There are various other use cases where the ability to remove unwanted objects or parts of an image can be useful. For instance, it can be used to remove watermarks or timestamps from images to improve their appearance. Additionally, it can be used to remove unwanted or out of focus parts of an image, such as blurred or distracting backgrounds, to emphasize the main subject.
Baseline - InstructPix2Pix
InstructPix2Pix is an image editing method that operates using human instructions. With this approach, the model takes an input image and a corresponding text instruction, then edits the image based on the instruction to produce a final output. While this technique can be used for object removal with text prompts, it is not exclusively designed for this purpose and may not always produce optimal results.
We conducted some experiments with InstructPix2Pix and found that there is a considerable room for improvement. As the images below demonstrate, the model occasionally struggles to completely remove the target objects, and in some cases, fails to remove them altogether. Additionally, I observed instances where the model appeared to add objects to the image rather than removing them.
Proposed Method
We propose a pipeline consisting of two components: image segmentation using text prompts and image inpainting.
The first component takes an image and a text description of the object(s) to be removed as input, and generates a segmentation mask(s) around the target object(s). The second component takes the original image and segmentation mask as input and fills in the masked regions with plausible content.
Segmentation using Text Prompts - CLIPSeg
CLIPSeg is a flexible zero / one shot segmentation system that uses the CLIP model as a backbone. The system is built upon the CLIP model, which serves as its backbone. With CLIPSeg, it's possible to generate image segmentations using arbitrary prompts at test time. These prompts can take the form of either text or images. However, for the purposes of this project, our focus is on using text prompts exclusively.
The CLIPSeg architecture builds on top of the visual transformer-based CLIP model (ViT-B/16) by incorporating a compact and resource-efficient transformer decoder. This decoder is specially trained on custom datasets to perform segmentation tasks, while the CLIP encoder remains fixed. This approach enhances the model's ability to identify relevant visual features and accurately segment images, resulting in improved performance on segmentation tasks.
Image Inpainting - Large Mask Inpainting (LaMa)
LaMa: Resolution-robust Large Mask Inpainting with Fourier Convolutions is a state-of-the-art image inpainting technique. The method involves a novel network architecture that incorporates fast Fourier convolutions, which have an image-wide receptive field, as well as a high-receptive-field perceptual loss. Additionally, LaMa leverages large training masks to help the model better understand the global structure of natural images.

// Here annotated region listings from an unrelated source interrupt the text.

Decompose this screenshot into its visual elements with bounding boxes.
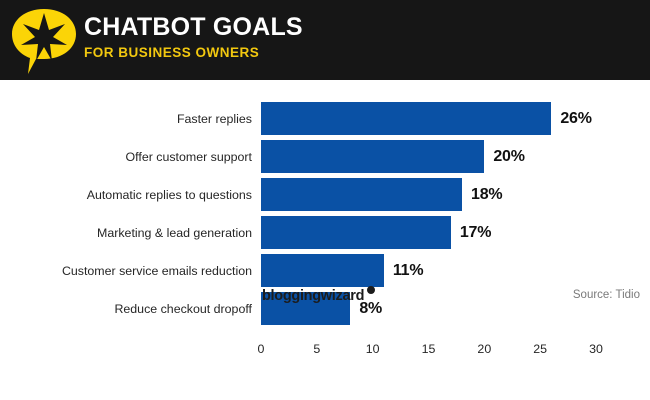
source-note: Source: Tidio bbox=[573, 289, 640, 301]
bar-row: Customer service emails reduction11% bbox=[0, 252, 650, 290]
bar-row: Marketing & lead generation17% bbox=[0, 214, 650, 252]
bloggingwizard-logo: bloggingwizard bbox=[262, 288, 364, 304]
bar[interactable] bbox=[261, 254, 384, 287]
x-axis-tick-label: 15 bbox=[422, 342, 436, 356]
x-axis: 051015202530 bbox=[0, 342, 650, 366]
x-axis-tick-label: 30 bbox=[589, 342, 603, 356]
x-axis-tick-label: 20 bbox=[477, 342, 491, 356]
bar-category-label: Marketing & lead generation bbox=[0, 226, 252, 241]
bar-row: Faster replies26% bbox=[0, 100, 650, 138]
bar[interactable] bbox=[261, 178, 462, 211]
footer: bloggingwizard Source: Tidio bbox=[0, 288, 650, 320]
bar-row: Offer customer support20% bbox=[0, 138, 650, 176]
speech-bubble-star-icon bbox=[8, 4, 80, 76]
bar-row: Automatic replies to questions18% bbox=[0, 176, 650, 214]
bar-track bbox=[261, 140, 484, 173]
page-title: CHATBOT GOALS bbox=[84, 12, 624, 42]
header-banner: CHATBOT GOALS FOR BUSINESS OWNERS bbox=[0, 0, 650, 80]
bar[interactable] bbox=[261, 216, 451, 249]
bar-value-label: 18% bbox=[471, 186, 502, 204]
x-axis-tick-label: 0 bbox=[258, 342, 265, 356]
bar-category-label: Customer service emails reduction bbox=[0, 264, 252, 279]
bar-value-label: 11% bbox=[393, 262, 424, 280]
bar-value-label: 17% bbox=[460, 224, 491, 242]
bar-category-label: Automatic replies to questions bbox=[0, 188, 252, 203]
x-axis-tick-label: 25 bbox=[533, 342, 547, 356]
bar-track bbox=[261, 254, 384, 287]
x-axis-tick-label: 5 bbox=[313, 342, 320, 356]
dot-badge-icon bbox=[367, 286, 375, 294]
bar-track bbox=[261, 216, 451, 249]
bar-value-label: 20% bbox=[493, 148, 524, 166]
bar-track bbox=[261, 178, 462, 211]
bar-category-label: Offer customer support bbox=[0, 150, 252, 165]
x-axis-tick-label: 10 bbox=[366, 342, 380, 356]
infographic-chart-page: CHATBOT GOALS FOR BUSINESS OWNERS Faster… bbox=[0, 0, 650, 400]
bar[interactable] bbox=[261, 102, 551, 135]
bar-value-label: 26% bbox=[560, 110, 591, 128]
bar-track bbox=[261, 102, 551, 135]
bar[interactable] bbox=[261, 140, 484, 173]
page-subtitle: FOR BUSINESS OWNERS bbox=[84, 44, 624, 62]
bar-category-label: Faster replies bbox=[0, 112, 252, 127]
bar-chart: Faster replies26%Offer customer support2… bbox=[0, 80, 650, 400]
header-text-block: CHATBOT GOALS FOR BUSINESS OWNERS bbox=[84, 12, 624, 62]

By combining these elements, LaMa can produce highly accurate inpainting results that outperform other existing methods.
Results
The proposed method has shown to be effective in removing unwanted objects or parts from images, as demonstrated by the results shown below.
Failure Cases
Conclusion and Future Work
In conclusion, we have presented a pipeline for object removal in images using text prompts and image segmentation with CLIPSeg, followed by image inpainting with LaMa. Our results show that the proposed method can effectively remove unwanted objects or parts from images, outperforming InstructPix2Pix.
However, there is still room for improvement, particularly in complex scenes with a high number of objects. Future work could involve exploring a combination of CLIP and the latest segment anything model for improving segmentation using text prompts. Additionally, experimenting with other state-of-the-art image inpainting methods such as Repaint, MAT, and ZITS could also be promising avenues for further research.
Overall, the proposed method has great potential for various use cases, including photo editing, object removal, and image enhancement, and we look forward to seeing how it can be further developed and improved in the future.